Friday, January 17, 2014

Paper Bags and Lipstick

By Rebekah Randolph
A Mad Tea Party

Are human bodies good or bad? Glorious or shameful? Nobody knows anymore, and our culture's confusion leaks into Christian attitudes towards modesty, including how it relates (or doesn't) to a woman's beauty.

Modesty is a thorny topic and believe me, I don't intend to define it; for some useful opinions, you might want to read Simcha and Challies. I am more concerned with the extremes to which we go as we pursue virtue.

On one end you have the prevailing message we know so well. A body is meant to display, to manipulate others with. Work it, girl. One the other end you have paper bags; if we assume that godly people should aspire to the world's exact opposite, we all end up in shapeless sacks. Yet that is not godly either! The Lord loves beauty. I wrote something on that way back when, but you don't have to take my word for it. Just read the dang Bible. Beauty's goodness—even feminine physical beauty, forsooth—pops up everywhere.

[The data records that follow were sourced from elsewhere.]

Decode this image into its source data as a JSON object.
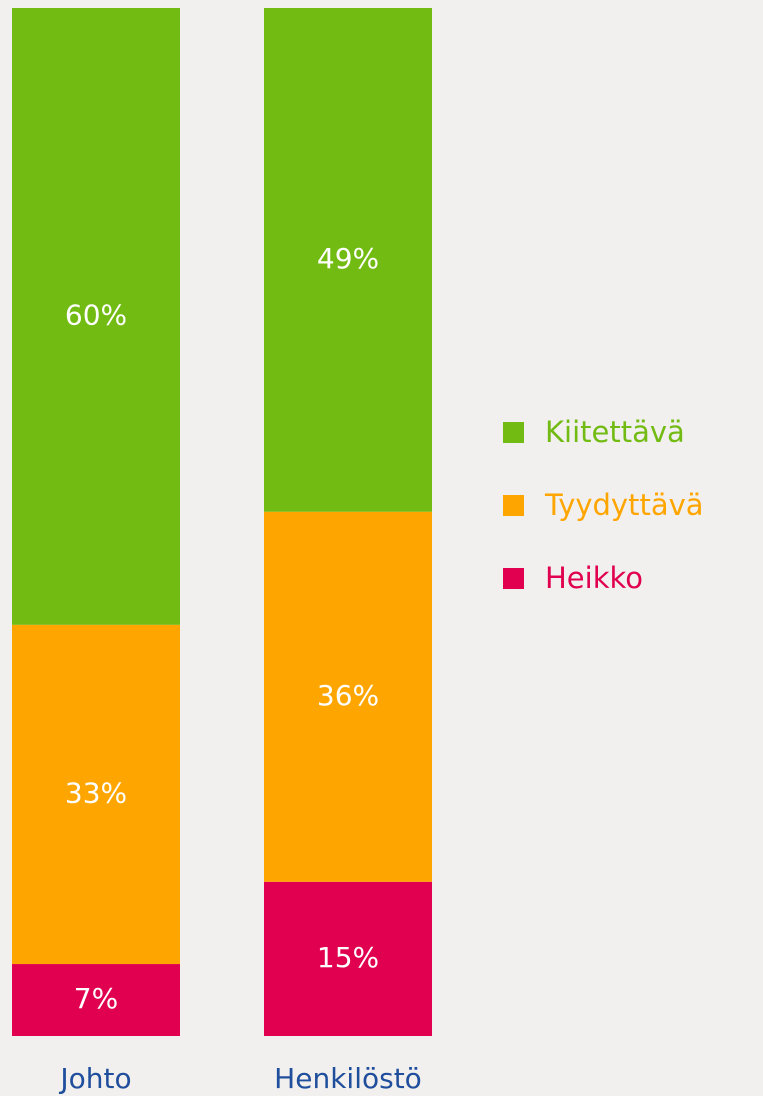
{
  "chart_data": {
    "type": "stacked-bar",
    "categories": [
      "Johto",
      "Henkilöstö"
    ],
    "series": [
      {
        "name": "Kiitettävä",
        "color": "#72bb13",
        "values": [
          60,
          49
        ],
        "value_labels": [
          "60%",
          "49%"
        ]
      },
      {
        "name": "Tyydyttävä",
        "color": "#ffa500",
        "values": [
          33,
          36
        ],
        "value_labels": [
          "33%",
          "36%"
        ]
      },
      {
        "name": "Heikko",
        "color": "#e0004f",
        "values": [
          7,
          15
        ],
        "value_labels": [
          "7%",
          "15%"
        ]
      }
    ],
    "ylim": [
      0,
      100
    ],
    "legend": "right"
  }
}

I am pretty passionate about this because when I was younger, I somehow came up with the idea that beauty equaled blatant sexuality, so to glorify God with your appearance, you probably shouldn't try to make your body beautiful. That might be an exaggeration (it is) but more or less, that summed up my attitude towards physical attractiveness. Though nobody actually told me that I should look askance at beauty, I inferred it from what I did hear about modesty.

I'm not accusing anyone, nor am I bitter about the unbalanced ideas I absorbed; they were well intentioned. I understand how it happened. Sincere Christians saw immodesty invading the church, and they responded by emphasizing purity and self control. That was a necessary corrective and I am still grateful for it, because otherwise I might be wearing bandage dresses to the grocery store, and . . . well, we're all glad that isn't happening. So please do not read this as a diatribe against my family or my church. Nothing of the sort.

However, despite my gratitude for the high value put on sexual purity, I believe that teaching on modesty did inflict some damage. How? By omitting any positive message about beauty. Nobody outright said "pretty is bad!" They simply didn't say anything good about pretty, so I figured that it must be less-than-holy.

Ten years later I figure differently. I think it's possible to promote virtuous behavior without throwing beauty under the bus. After all, that's what the Bible does.

Mostly, I want young girls to understand the huge divide between celebrating beauty and celebrating "sexiness." We should avoid immodesty, no doubt. Yet we are simultaneously free to enjoy the loveliness of the world, including that of the human body.

I don't find that easy to do these days, since our culture does equate beauty with sexuality. (Skim a magazine cover. Get a new haircut, lose ten pounds, and find stylish clothes so you can get the cute guy!) But the culture is dead wrong and I want to fight back. I'd like to show my daughter that she should be grateful for the beauty God has given her, and that she can do it in a pure, joyful way.

Julian Freeman gives some great reflections on this topic in "Let's Not Knock Beauty”:
Clearly we don’t want to abandon the priority of the heart that fears the Lord and the life that is clothed with good deeds; but at the same time we also don’t want to devalue or denigrate beauty as something merely worldly. If we lose our desire for beauty, it will only serve to diminish our desire for our beautiful God. The balance, I suppose, is learning to long for the beauty that matches his character and reflects his beauty. And then, once we find it, we give praise to the one who gives beauty to all that is beautiful.
I love putting on a shiny necklace and pink lipstick, not for the purpose of seduction, but because I believe that beauty is an objectively good thing, and I like being able to participate in it. Further, I believe that any beauty you may see on the outside can work in tandem with—rather than distracting from—the “gentle and quiet spirit” God so highly prizes. That kind of physical attractiveness is the kind everyone should be able to see and love, rather than something I need to hide shamefacedly behind a paper sack. So I don't hide anymore.

Rebekah Randolph is a wife and mommy who also happens to be a world-class nerd. (She was the kind of kid who read the dictionary for fun.) In 2009 she graduated from Hillsdale College with a degree in English, then proceeded to teach online writing classes to homeschooled students around the globe. In her spare time Rebekah listens to NPR, forgets to do the dishes, and blogs at A Mad Tea Party. She lives with her husband and baby daughter in Lancaster County, Pennsylvania . . and no, she is not Amish.

1 comment:

  1. My biggest problem with this topic is knowing how (or whether?) to say anything to Christian ladies who are blatantly, embarassingly immodest.